Na secção de "Economia Doméstica" que regularmente assina na Gazeta Pedagógica, Maria José Canuto ocupa-se dos deveres da esposa, da senhora, da mãe, da criada, da aia de crianças e da enfermeira. Sublinha que "a área dos deveres de uma dona de casa é bem extensa" e que "devia fazer parte de um curso de educação nas escolas femininas" e defende que "o primeiro dever da mãe é não entregar a aleitação de seus filhos a mãos estranhas, se ela pode cumprir esse doce encargo" (Gazeta Pedagógica, n.º 7, 1869, p. 134). Considera ainda que as raparigas que se destinam a criadas devem começar de muito novas a sua educação, chamando a atenção para a importância do papel educativo das aias de crianças: "A aia deve ser a primeira mestra das crianças; quem melhor do que ela, com o seu sorriso habitual, pode ensinar à infância as primeiras orações do cristão? Brincando, pode iniciá-las no conhecimento dos caracteres alfabéticos; na composição de palavras fáceis; nas primeiras noções de civilidade prática, etc." (Gazeta Pedagógica, n.º 11, 1869, p. 223).

 

Adolfo Lima publica na Enciclopédia Pedagógica Progredior uma interessante notícia biográfica sobre Maria José Canuto, contando vários episódios da sua vida profissional e pessoal: "Apaixonada pela instrução popular, deu-lhe todo o seu entusiasmo, toda a sua boa e enérgica vontade, todo o seu saber e amor profissional, nunca se escusando a sacrifícios, se para ela eram sacrifícios entregar-se, exclusivamente, à obra da educação do povo. [...] Aos 78 anos, já mal podendo mover-se, ainda ela contemplava, tristemente nostálgica de um passado e de uma profissão que não voltam. [...] Pois esta benemérita da Instrução portuguesa, que fez da sua Escola uma da primeiras de Lisboa, teria morrido de fome, se não fora Rosa Araújo, que conseguiu que o Município de Lisboa lhe estabelecesse um subsídio" (1936, p. 753-754). Também Martins Contreiras, em artigo na Revista Pedagógica, deixa palavras de muito apreço pelo trabalho escolar de Maria José Canuto: "O modo mútuo estava sempre em plena execução. Por isso se via em toda a casa: aqui um grupo de crianças lendo a cartilha, ali um outro escrevendo; acolá estava uma classe de exames; mais além um curso de raparigas que se preparavam para professoras, ou estudavam alguma das matérias do liceu.
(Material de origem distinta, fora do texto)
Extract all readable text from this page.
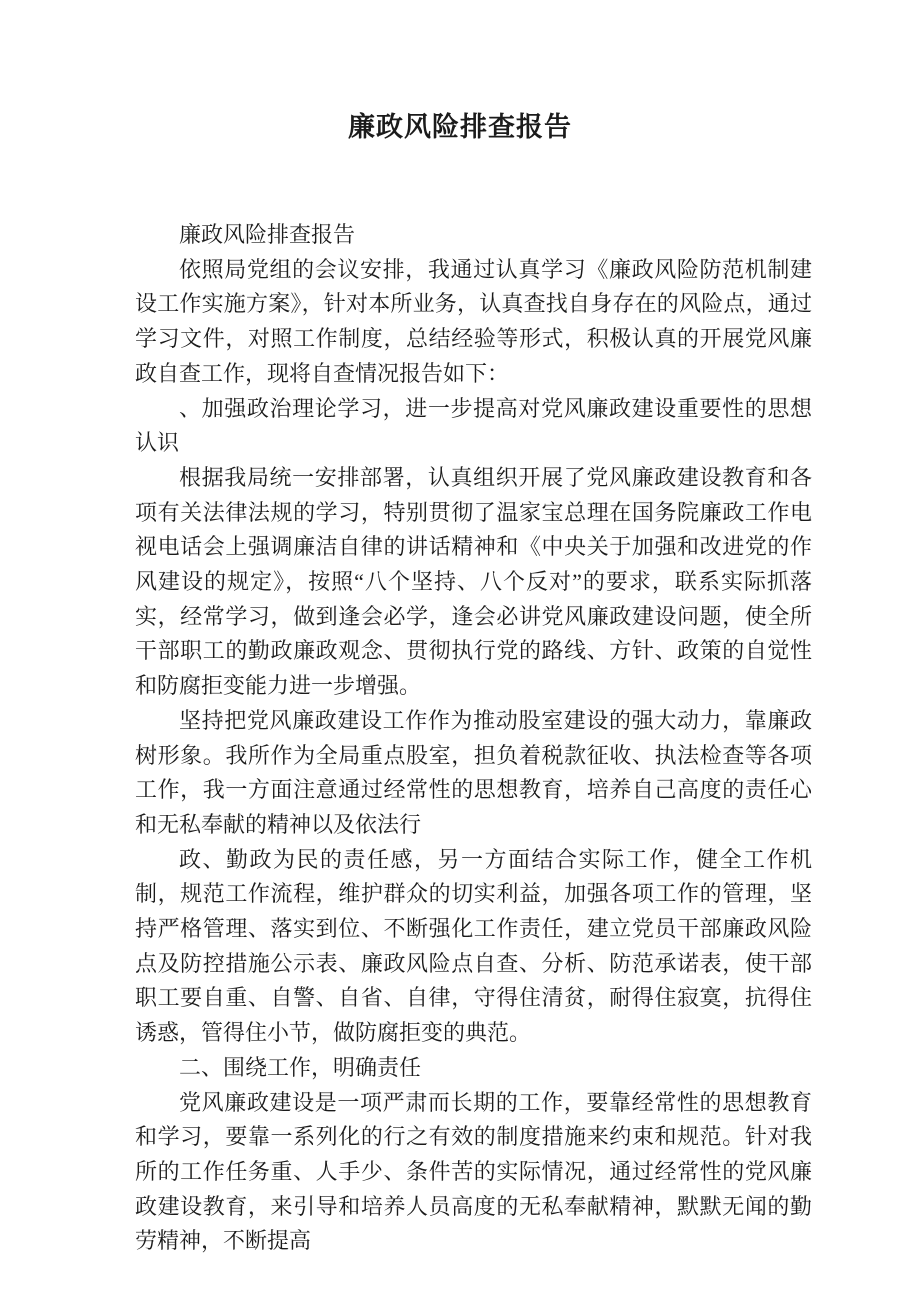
廉政风险排查报告

廉政风险排查报告

依照局党组的会议安排，我通过认真学习《廉政风险防范机制建设工作实施方案》，针对本所业务，认真查找自身存在的风险点，通过学习文件，对照工作制度，总结经验等形式，积极认真的开展党风廉政自查工作，现将自查情况报告如下：

、加强政治理论学习，进一步提高对党风廉政建设重要性的思想认识

根据我局统一安排部署，认真组织开展了党风廉政建设教育和各项有关法律法规的学习，特别贯彻了温家宝总理在国务院廉政工作电视电话会上强调廉洁自律的讲话精神和《中央关于加强和改进党的作风建设的规定》，按照“八个坚持、八个反对”的要求，联系实际抓落实，经常学习，做到逢会必学，逢会必讲党风廉政建设问题，使全所干部职工的勤政廉政观念、贯彻执行党的路线、方针、政策的自觉性和防腐拒变能力进一步增强。

坚持把党风廉政建设工作作为推动股室建设的强大动力，靠廉政树形象。我所作为全局重点股室，担负着税款征收、执法检查等各项工作，我一方面注意通过经常性的思想教育，培养自己高度的责任心和无私奉献的精神以及依法行

政、勤政为民的责任感，另一方面结合实际工作，健全工作机制，规范工作流程，维护群众的切实利益，加强各项工作的管理，坚持严格管理、落实到位、不断强化工作责任，建立党员干部廉政风险点及防控措施公示表、廉政风险点自查、分析、防范承诺表，使干部职工要自重、自警、自省、自律，守得住清贫，耐得住寂寞，抗得住诱惑，管得住小节，做防腐拒变的典范。

二、围绕工作，明确责任

党风廉政建设是一项严肃而长期的工作，要靠经常性的思想教育和学习，要靠一系列化的行之有效的制度措施来约束和规范。针对我所的工作任务重、人手少、条件苦的实际情况，通过经常性的党风廉政建设教育，来引导和培养人员高度的无私奉献精神，默默无闻的勤劳精神，不断提高
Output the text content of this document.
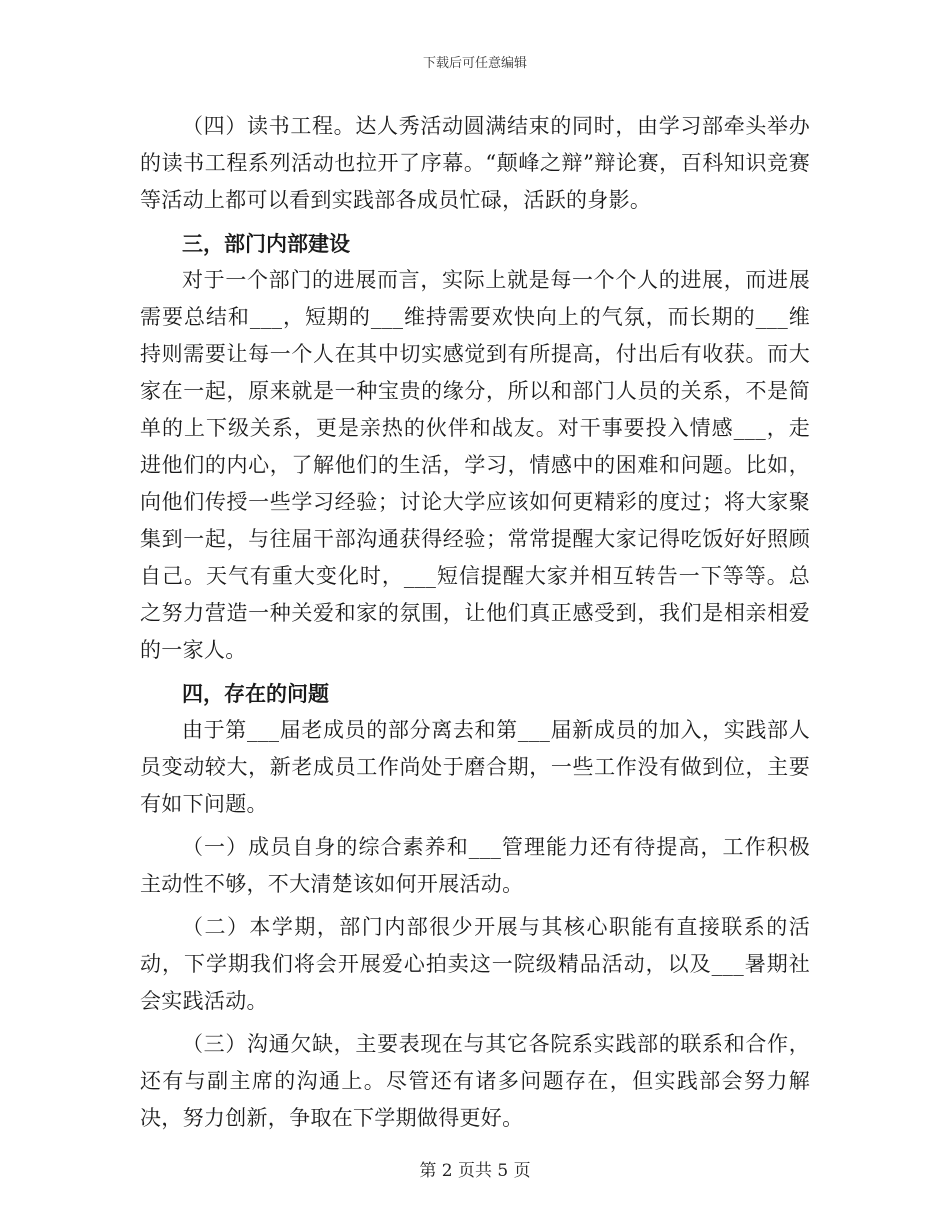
下载后可任意编辑

（四）读书工程。达人秀活动圆满结束的同时，由学习部牵头举办的读书工程系列活动也拉开了序幕。“颠峰之辩”辩论赛，百科知识竞赛等活动上都可以看到实践部各成员忙碌，活跃的身影。

三，部门内部建设

对于一个部门的进展而言，实际上就是每一个个人的进展，而进展需要总结和___，短期的___维持需要欢快向上的气氛，而长期的___维持则需要让每一个人在其中切实感觉到有所提高，付出后有收获。而大家在一起，原来就是一种宝贵的缘分，所以和部门人员的关系，不是简单的上下级关系，更是亲热的伙伴和战友。对干事要投入情感___，走进他们的内心，了解他们的生活，学习，情感中的困难和问题。比如，向他们传授一些学习经验；讨论大学应该如何更精彩的度过；将大家聚集到一起，与往届干部沟通获得经验；常常提醒大家记得吃饭好好照顾自己。天气有重大变化时，___短信提醒大家并相互转告一下等等。总之努力营造一种关爱和家的氛围，让他们真正感受到，我们是相亲相爱的一家人。

四，存在的问题

由于第___届老成员的部分离去和第___届新成员的加入，实践部人员变动较大，新老成员工作尚处于磨合期，一些工作没有做到位，主要有如下问题。

（一）成员自身的综合素养和___管理能力还有待提高，工作积极主动性不够，不大清楚该如何开展活动。

（二）本学期，部门内部很少开展与其核心职能有直接联系的活动，下学期我们将会开展爱心拍卖这一院级精品活动，以及___暑期社会实践活动。

（三）沟通欠缺，主要表现在与其它各院系实践部的联系和合作，还有与副主席的沟通上。尽管还有诸多问题存在，但实践部会努力解决，努力创新，争取在下学期做得更好。

第 2 页共 5 页
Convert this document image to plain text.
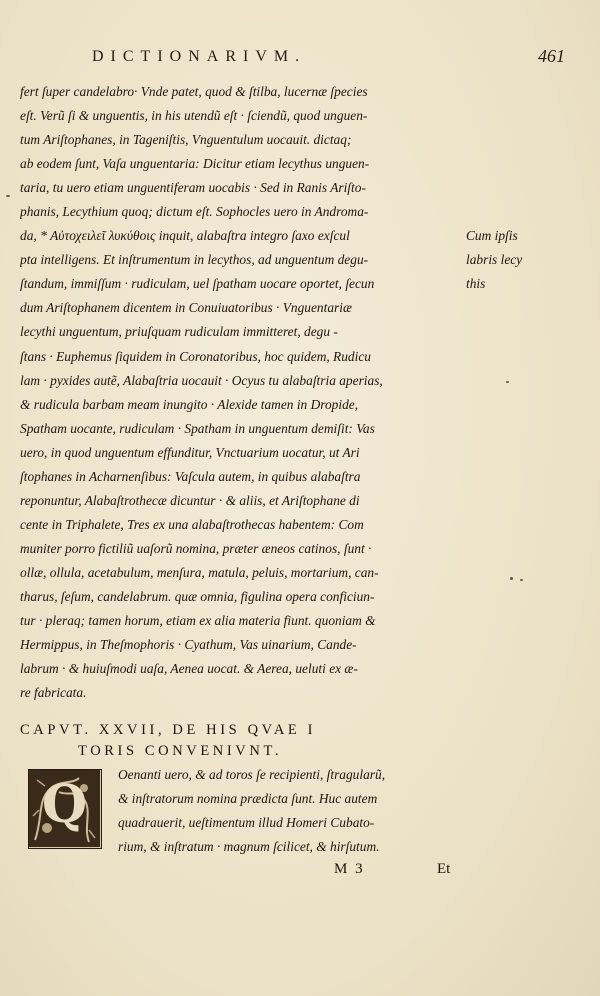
DICTIONARIVM.	461
fert ſuper candelabro· Vnde patet, quod & ſtilba, lucernæ ſpecies
eſt. Verũ ſi & unguentis, in his utendũ eſt · ſciendũ, quod unguen-
tum Ariſtophanes, in Tageniſtis, Vnguentulum uocauit. dictaq;
ab eodem ſunt, Vaſa unguentaria: Dicitur etiam lecythus unguen-
taria, tu uero etiam unguentiferam uocabis · Sed in Ranis Ariſto-
phanis, Lecythium quoq; dictum eſt. Sophocles uero in Androma-
da, * Αὐτοχειλεῖ λυκύθοις inquit, alabaſtra integro ſaxo exſcul
pta intelligens. Et inſtrumentum in lecythos, ad unguentum degu-
ſtandum, immiſſum · rudiculam, uel ſpatham uocare oportet, ſecun
dum Ariſtophanem dicentem in Conuiuatoribus · Vnguentariæ
lecythi unguentum, priuſquam rudiculam immitteret, degu -
ſtans · Euphemus ſiquidem in Coronatoribus, hoc quidem, Rudicu
lam · pyxides autẽ, Alabaſtria uocauit · Ocyus tu alabaſtria aperias,
& rudicula barbam meam inungito · Alexide tamen in Dropide,
Spatham uocante, rudiculam · Spatham in unguentum demiſit: Vas
uero, in quod unguentum effunditur, Vnctuarium uocatur, ut Ari
ſtophanes in Acharnenſibus: Vaſcula autem, in quibus alabaſtra
reponuntur, Alabaſtrothecæ dicuntur · & aliis, et Ariſtophane di
cente in Triphalete, Tres ex una alabaſtrothecas habentem: Com
muniter porro fictiliũ uaſorũ nomina, præter æneos catinos, ſunt ·
ollæ, ollula, acetabulum, menſura, matula, peluis, mortarium, can-
tharus, ſeſum, candelabrum. quæ omnia, figulina opera conficiun-
tur · pleraq; tamen horum, etiam ex alia materia fiunt. quoniam &
Hermippus, in Theſmophoris · Cyathum, Vas uinarium, Cande-
labrum · & huiuſmodi uaſa, Aenea uocat. & Aerea, ueluti ex æ-
re fabricata.
Cum ipſis
labris lecy
this
CAPVT. XXVII, DE HIS QVAE I
TORIS CONVENIVNT.
Q	Oenanti uero, & ad toros ſe recipienti, ſtragularũ,
& inſtratorum nomina prædicta ſunt. Huc autem
quadrauerit, ueſtimentum illud Homeri Cubato-
rium, & inſtratum · magnum ſcilicet, & hirſutum.
M 3	Et
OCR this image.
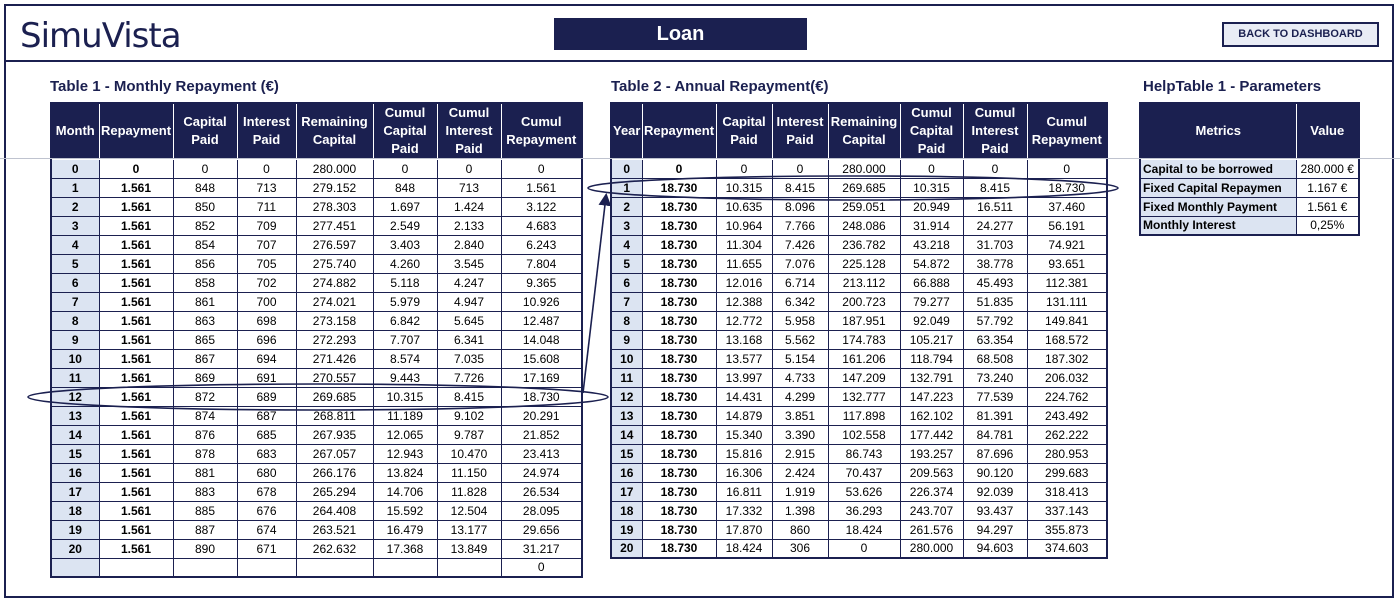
SimuVista	Loan	BACK TO DASHBOARD
Table 1 - Monthly Repayment (€)	Table 2 - Annual Repayment(€)	HelpTable 1 - Parameters
Month	Repayment	Capital Paid	Interest Paid	Remaining Capital	Cumul Capital Paid	Cumul Interest Paid	Cumul Repayment
0	0	0	0	280.000	0	0	0
1	1.561	848	713	279.152	848	713	1.561
2	1.561	850	711	278.303	1.697	1.424	3.122
3	1.561	852	709	277.451	2.549	2.133	4.683
4	1.561	854	707	276.597	3.403	2.840	6.243
5	1.561	856	705	275.740	4.260	3.545	7.804
6	1.561	858	702	274.882	5.118	4.247	9.365
7	1.561	861	700	274.021	5.979	4.947	10.926
8	1.561	863	698	273.158	6.842	5.645	12.487
9	1.561	865	696	272.293	7.707	6.341	14.048
10	1.561	867	694	271.426	8.574	7.035	15.608
11	1.561	869	691	270.557	9.443	7.726	17.169
12	1.561	872	689	269.685	10.315	8.415	18.730
13	1.561	874	687	268.811	11.189	9.102	20.291
14	1.561	876	685	267.935	12.065	9.787	21.852
15	1.561	878	683	267.057	12.943	10.470	23.413
16	1.561	881	680	266.176	13.824	11.150	24.974
17	1.561	883	678	265.294	14.706	11.828	26.534
18	1.561	885	676	264.408	15.592	12.504	28.095
19	1.561	887	674	263.521	16.479	13.177	29.656
20	1.561	890	671	262.632	17.368	13.849	31.217
							0
Year	Repayment	Capital Paid	Interest Paid	Remaining Capital	Cumul Capital Paid	Cumul Interest Paid	Cumul Repayment
0	0	0	0	280.000	0	0	0
1	18.730	10.315	8.415	269.685	10.315	8.415	18.730
2	18.730	10.635	8.096	259.051	20.949	16.511	37.460
3	18.730	10.964	7.766	248.086	31.914	24.277	56.191
4	18.730	11.304	7.426	236.782	43.218	31.703	74.921
5	18.730	11.655	7.076	225.128	54.872	38.778	93.651
6	18.730	12.016	6.714	213.112	66.888	45.493	112.381
7	18.730	12.388	6.342	200.723	79.277	51.835	131.111
8	18.730	12.772	5.958	187.951	92.049	57.792	149.841
9	18.730	13.168	5.562	174.783	105.217	63.354	168.572
10	18.730	13.577	5.154	161.206	118.794	68.508	187.302
11	18.730	13.997	4.733	147.209	132.791	73.240	206.032
12	18.730	14.431	4.299	132.777	147.223	77.539	224.762
13	18.730	14.879	3.851	117.898	162.102	81.391	243.492
14	18.730	15.340	3.390	102.558	177.442	84.781	262.222
15	18.730	15.816	2.915	86.743	193.257	87.696	280.953
16	18.730	16.306	2.424	70.437	209.563	90.120	299.683
17	18.730	16.811	1.919	53.626	226.374	92.039	318.413
18	18.730	17.332	1.398	36.293	243.707	93.437	337.143
19	18.730	17.870	860	18.424	261.576	94.297	355.873
20	18.730	18.424	306	0	280.000	94.603	374.603
Metrics	Value
Capital to be borrowed	280.000 €
Fixed Capital Repaymen	1.167 €
Fixed Monthly Payment	1.561 €
Monthly Interest	0,25%
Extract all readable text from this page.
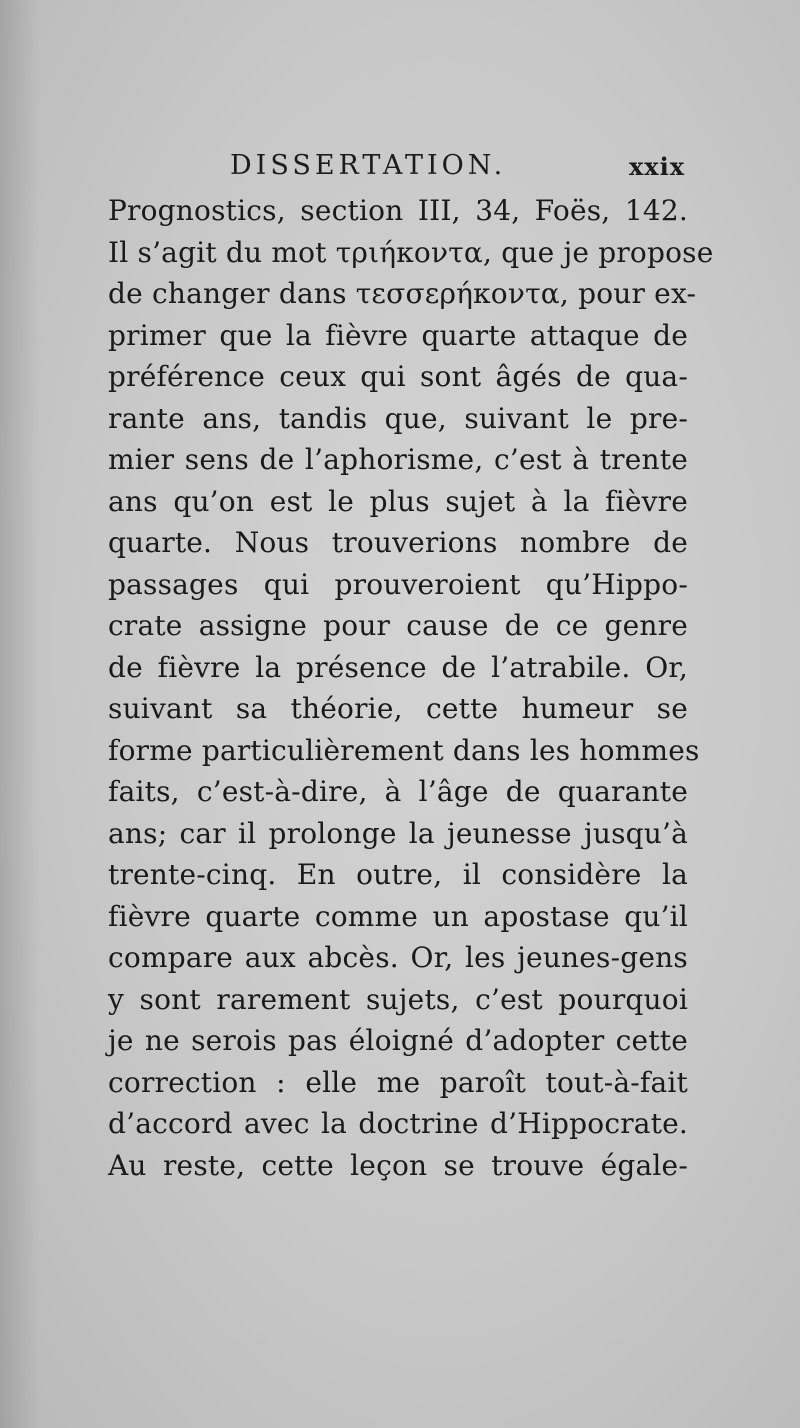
DISSERTATION.	xxix
Prognostics, section III, 34, Foës, 142.
Il s’agit du mot τριήκοντα, que je propose
de changer dans τεσσερήκοντα, pour ex-
primer que la fièvre quarte attaque de
préférence ceux qui sont âgés de qua-
rante ans, tandis que, suivant le pre-
mier sens de l’aphorisme, c’est à trente
ans qu’on est le plus sujet à la fièvre
quarte. Nous trouverions nombre de
passages qui prouveroient qu’Hippo-
crate assigne pour cause de ce genre
de fièvre la présence de l’atrabile. Or,
suivant sa théorie, cette humeur se
forme particulièrement dans les hommes
faits, c’est-à-dire, à l’âge de quarante
ans; car il prolonge la jeunesse jusqu’à
trente-cinq. En outre, il considère la
fièvre quarte comme un apostase qu’il
compare aux abcès. Or, les jeunes-gens
y sont rarement sujets, c’est pourquoi
je ne serois pas éloigné d’adopter cette
correction : elle me paroît tout-à-fait
d’accord avec la doctrine d’Hippocrate.
Au reste, cette leçon se trouve égale-
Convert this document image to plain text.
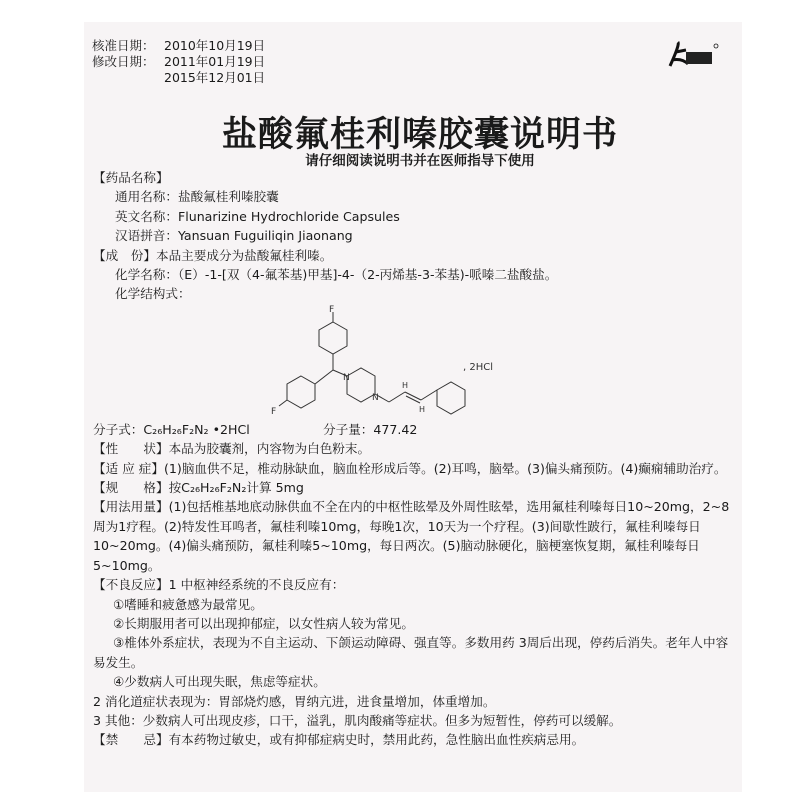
核准日期： 2010年10月19日
修改日期： 2011年01月19日
2015年12月01日
盐酸氟桂利嗪胶囊说明书
请仔细阅读说明书并在医师指导下使用

【药品名称】

通用名称：盐酸氟桂利嗪胶囊

英文名称：Flunarizine Hydrochloride Capsules

汉语拼音：Yansuan Fuguiliqin Jiaonang

【成　份】本品主要成分为盐酸氟桂利嗪。

化学名称：（E）-1-[双（4-氟苯基)甲基]-4-（2-丙烯基-3-苯基)-哌嗪二盐酸盐。

化学结构式：

F
F
N
N
H
H
, 2HCl

分子式：C₂₆H₂₆F₂N₂ •2HCl	分子量：477.42

【性　　状】本品为胶囊剂，内容物为白色粉末。

【适 应 症】(1)脑血供不足，椎动脉缺血，脑血栓形成后等。(2)耳鸣，脑晕。(3)偏头痛预防。(4)癫痫辅助治疗。

【规　　格】按C₂₆H₂₆F₂N₂计算 5mg

【用法用量】(1)包括椎基地底动脉供血不全在内的中枢性眩晕及外周性眩晕，选用氟桂利嗪每日10~20mg，2~8周为1疗程。(2)特发性耳鸣者，氟桂利嗪10mg，每晚1次，10天为一个疗程。(3)间歇性跛行，氟桂利嗪每日10~20mg。(4)偏头痛预防，氟桂利嗪5~10mg，每日两次。(5)脑动脉硬化，脑梗塞恢复期，氟桂利嗪每日5~10mg。

【不良反应】1 中枢神经系统的不良反应有：

①嗜睡和疲惫感为最常见。

②长期服用者可以出现抑郁症，以女性病人较为常见。

③椎体外系症状，表现为不自主运动、下颌运动障碍、强直等。多数用药 3周后出现，停药后消失。老年人中容易发生。

④少数病人可出现失眠，焦虑等症状。

2 消化道症状表现为：胃部烧灼感，胃纳亢进，进食量增加，体重增加。

3 其他：少数病人可出现皮疹，口干，溢乳，肌肉酸痛等症状。但多为短暂性，停药可以缓解。

【禁　　忌】有本药物过敏史，或有抑郁症病史时，禁用此药，急性脑出血性疾病忌用。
Era uma escola elementar, complementar, secundária e normal, ao mesmo tempo" (1905, p. 504).

 

O percurso de Maria José Canuto é muito interessante, pois situa-se num período de desenvolvimento do ensino, nomeadamente do ensino do sexo feminino, com uma afirmação cada vez maior das mulheres no espaço escolar. No último quartel do século XIX, o ensino normal para o sexo feminino conhece uma expansão sem precedentes, no quadro de uma progressiva feminização do corpo docente. Paralelamente, assiste-se ao surgimento de uma literatura de divulgação cultural e científica, com marcadas preocupações sociais, que se dirige primordialmente às mulheres, em especial no sentido da sua formação como mães e como educadoras. É na confluência destes dois movimentos, o primeiro interior ao sistema de ensino, o segundo abrangendo o conjunto da sociedade, que a acção de Maria José Canuto ganha toda a sua dimensão social e pedagógica. Ela representa, no século XIX, uma das primeiras vozes femininas que se afirma no espaço da educação.

«CANUTO, Maria José da Silva», Cláudia Castelo, in António Nóvoa, Dicionário de Educadores Portugueses, Porto, Edições Asa, 2003: 264 - 265, com adaptações.